Luke Combs apologized Wednesday after he accidentally sued one of his fans in federal court and won a $250,000 judgment against her, saying she had been caught up in a lawsuit aimed at “illegal businesses” and that she was “never supposed to be involved.”
The apology came a day after news broke that lawyers representing the country star had sued a woman named Nicol Harness for selling Combs-themed mugs on Amazon. Harness, who suffers from congestive heart failure, sold only 18 tumblers for a total of $380 but was ordered to pay a whopping $250,000 in damages for infringing Combs’ intellectual property — all before she ever realized she had been sued.
In an Instagram post on Wednesday, Combs said he had just learned about the situation and that it “makes me absolutely sick to my stomach.” He said he had already contacted Harness directly and apologized for the incident.
“I spent the last two hours trying to make this right and figure out what’s going on, because I was completely and utterly unaware of this,” Combs said in the video. “We do have a company that goes after folks only, supposedly large corporations operating internationally that make millions and millions of dollars making counterfeit tee shirts, things of that nature, running illegal businesses. Apparently, this woman, Nicol, has somehow gotten wrapped into that.”
The lawsuit against Harness, filed in June in Illinois federal court, accused more than 200 online entities of selling unauthorized Combs merchandise on the internet. It included screenshots of unauthorized t-shirts sold on Amazon that directly copied real apparel the country star sold on his own site.
“This action has been filed … to combat online counterfeiters who trade upon the reputation and goodwill of the American artist Luke Combs,” his lawyers wrote. “The aggregated effect of the mass counterfeiting that is taking place has overwhelmed the plaintiff and his ability to police his rights against the hundreds of anonymous defendants which are selling illegal counterfeits at prices.”
The case highlights a common legal tactic used by big brands like Nike and Ray-Ban to fight fake products on the internet. Filed against huge lists of URLs, such actions enable brands to shut down pirate sellers en masse, win court orders to freeze their assets, and continue to kill new listings if they pop up. They usually result in large “default judgments” against many defendants who never even saw the lawsuit, ordering them to pay large sums in damages.
Though they’re more often employed by retail brands, artists and bands have increasingly turned to such lawsuits to combat counterfeit merch. Nirvana sued nearly 200 sites for selling fake gear in early 2022; a few months later, the late rapper XXXTentacion’s company filed a similar case; in January, Harry Styles filed one.

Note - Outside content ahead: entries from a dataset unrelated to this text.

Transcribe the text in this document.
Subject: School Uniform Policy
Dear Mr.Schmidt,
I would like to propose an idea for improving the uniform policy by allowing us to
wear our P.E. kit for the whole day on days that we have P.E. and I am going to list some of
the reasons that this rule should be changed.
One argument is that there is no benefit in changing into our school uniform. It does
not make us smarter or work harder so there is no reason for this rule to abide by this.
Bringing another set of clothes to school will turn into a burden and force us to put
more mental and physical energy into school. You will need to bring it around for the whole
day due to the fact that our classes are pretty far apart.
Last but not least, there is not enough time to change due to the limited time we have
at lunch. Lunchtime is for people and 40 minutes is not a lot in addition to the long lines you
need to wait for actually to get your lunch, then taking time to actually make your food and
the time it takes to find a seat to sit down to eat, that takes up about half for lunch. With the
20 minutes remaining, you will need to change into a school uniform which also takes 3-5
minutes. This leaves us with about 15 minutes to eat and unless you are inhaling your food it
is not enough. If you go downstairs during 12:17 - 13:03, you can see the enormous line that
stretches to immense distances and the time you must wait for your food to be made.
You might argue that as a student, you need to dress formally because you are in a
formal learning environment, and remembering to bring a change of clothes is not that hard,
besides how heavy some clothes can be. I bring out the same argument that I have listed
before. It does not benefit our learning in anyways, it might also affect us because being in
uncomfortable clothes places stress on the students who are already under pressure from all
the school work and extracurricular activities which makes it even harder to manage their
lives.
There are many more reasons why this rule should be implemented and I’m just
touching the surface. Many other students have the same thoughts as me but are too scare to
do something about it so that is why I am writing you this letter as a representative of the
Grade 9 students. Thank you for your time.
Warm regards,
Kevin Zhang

Such lawsuits are effective at combating a difficult problem, but they’re also increasingly controversial. In a study released last month, professor Eric Goldman of Santa Clara University’s School of Law called the mass-defendant counterfeiting cases “abusive,” saying they allow rightsholders to bypass “basic procedural safeguards” like making sure each defendant is properly served with notice of the lawsuit.
Harness says that’s what happened to her. As reported by Tampa’s local NBC outlet WFLA, she says she had no idea she had been sued until she returned from a hospital visit and saw her Amazon account had been frozen. Harness says she later found an email from Combs’ lawyers, sent to an address she rarely uses and stuck in her spam folder, notifying her of the lawsuit. By the time she was fully up to speed, she says the case had been closed and a judge had granted a default judgment ordering her to pay Combs $250,000.
Though the lawsuit was filed directly in his name, Combs’ Instagram post on Wednesday suggests that it was handled entirely by outside attorneys or other entities empowered to enforce his rights. The attorney who filed the case, Keith A. Vogt, did not immediately return a request for comment.
Combs’ manager Chris Kappy declined to comment on how the case came to be filed, but confirmed that Combs had absolved Harness of any legal debt. And in his Instagram post on Wednesday, Combs said he was committed to making things right.
Since a total of $5,500 was still frozen in her Amazon account, he said he was “going to double that, send her $11,000 today, just so she doesn’t have anything to worry about.” Combs also said that he was going to make his own tumblers to sell in his official online merchandise store and that money from sales of those tumblers will also go to Harness to help with her medical bills.
“This is not something I would ever do,” Combs said. “This is not the kind of person I am, greedy in any way, shape or form. Money is the last thing on my mind, I promise you guys that. I invited Nicol and her family out to a show this year so I can give her a hug and say sorry in person.”